The first chapter is hardly something that belongs in a novel at all.  It is more of a geography, but of a fictional town in a fictional country, Costaguana, that has some resemblance to Colombia.  Much of the chapter is about the exact arrangement of the islands in the harbor, some of which can be immediately forgotten, some of which is crucial to understanding the story.  A little inset tale about the ghosts of doomed treasure-hunters foreshadows the plot, but otherwise there are barely people in this chapter.

The second introduces some people, including Captain Mitchell, “’Fussy Joe’ for the commanders of the Company’s Ships, Captain Joseph Mitchell prided himself on his profound knowledge of men and things in the country – cosas de Costaguana” (I.2).

All of the Conrad I have read, aside from The Secret Agent (1907) and “The Secret Sharer” (1908) has been from the fertile period of 1897 to 1902, the time of the southeast Asian seas or his stand-in narrator Marlow or both, in Lord Jim (1900), say.  My understanding is that Conrad had something of an artistic crisis that moved him elsewhere, to the London anarchists of The Secret Agent and here, earlier, to the remote Pacific province of a South American country that he had visited once, twenty-five years earlier, and that he mostly patched together from a couple of books.  He fooled me, at least.  I was convinced.  Some of the extraneous history Conrad includes made me think that that Nostromo was a precursor of The Lord of the Rings.  World-building is what I believe people call this.

The other break is the Captain Mitchell character, an anti-Marlow.  In a novel by an ironist, we can guess that anyone who prides himself on his profound knowledge is actually a fool, which makes Captain Mitchell a great recurring narrative device: when Conrad needs someone who does not really understand what is going on, here he is.  Irony ensues.

Patrick Kurp writes that he is currently reading Nostromo for “moral education.”  I wonder what he is learning.  I will likely write one more repetitive post about how events are not quite in order.  That’s what I learned.

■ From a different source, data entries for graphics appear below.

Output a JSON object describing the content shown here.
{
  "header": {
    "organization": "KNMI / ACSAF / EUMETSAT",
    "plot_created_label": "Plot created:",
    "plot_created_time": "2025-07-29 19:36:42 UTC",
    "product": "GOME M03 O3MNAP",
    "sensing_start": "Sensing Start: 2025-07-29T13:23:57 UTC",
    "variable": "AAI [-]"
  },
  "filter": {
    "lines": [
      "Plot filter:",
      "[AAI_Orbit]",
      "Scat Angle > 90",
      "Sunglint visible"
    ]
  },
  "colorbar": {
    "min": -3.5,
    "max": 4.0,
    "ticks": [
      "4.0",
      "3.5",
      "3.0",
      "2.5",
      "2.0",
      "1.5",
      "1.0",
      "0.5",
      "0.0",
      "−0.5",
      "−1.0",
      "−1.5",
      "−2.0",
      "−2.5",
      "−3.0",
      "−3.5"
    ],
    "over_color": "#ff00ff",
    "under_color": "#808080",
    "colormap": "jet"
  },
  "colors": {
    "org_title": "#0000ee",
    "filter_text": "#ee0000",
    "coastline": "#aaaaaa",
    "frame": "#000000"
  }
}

  1. Man, I've really got to read more Conrad. My wife just finished Ford Madox Ford's book on their friendship and collaboration, which she highly recommends.

  2. Under Western Eyes is truly fascinating, both as a response to Crime and Punishment and as Conrad working out his Russia issues on page. Also it's just a good read.

    Haven't read Nostromo but I gather I should.

  3. I am looking at what I have written with just the slightest twinge of dismay. Just to be clear, this Captain Mitchell figure, despite my attention to him, is a minor figure, and his narration an occasional device. But it is a device that links to a major figure and major device from several earlier Conrad works; thus my obsession.

    Nostromo is narrated in a number of ways, with great fluidity and ingenuity. It has a great "something for everyone" quality.

    The FMF book is a must for me, someday.

  4. Under Western Eyes and Victory were the last books I bought, so I am ready to follow Maya's suggestion.

  5. I remember being badly defeated by Nostromo about 25 years ago. Time to revisit. The Secret Agent is a real favourite of mine--will you be (re)reading that one soon? Maya's comment makes me want to read Under Western Eyes stat.

  6. Will I read The Secret Agent soon? Maybe. It is short, punchy, funny, has a ticking bomb, etc. Fun. Also quite fluid with the point of view.

  7. Yes, interesting play with POV. It *is* funny. And also really not funny. Stevie is one of the great characters.

  8. It's half horror and half Man Who Was Thursday.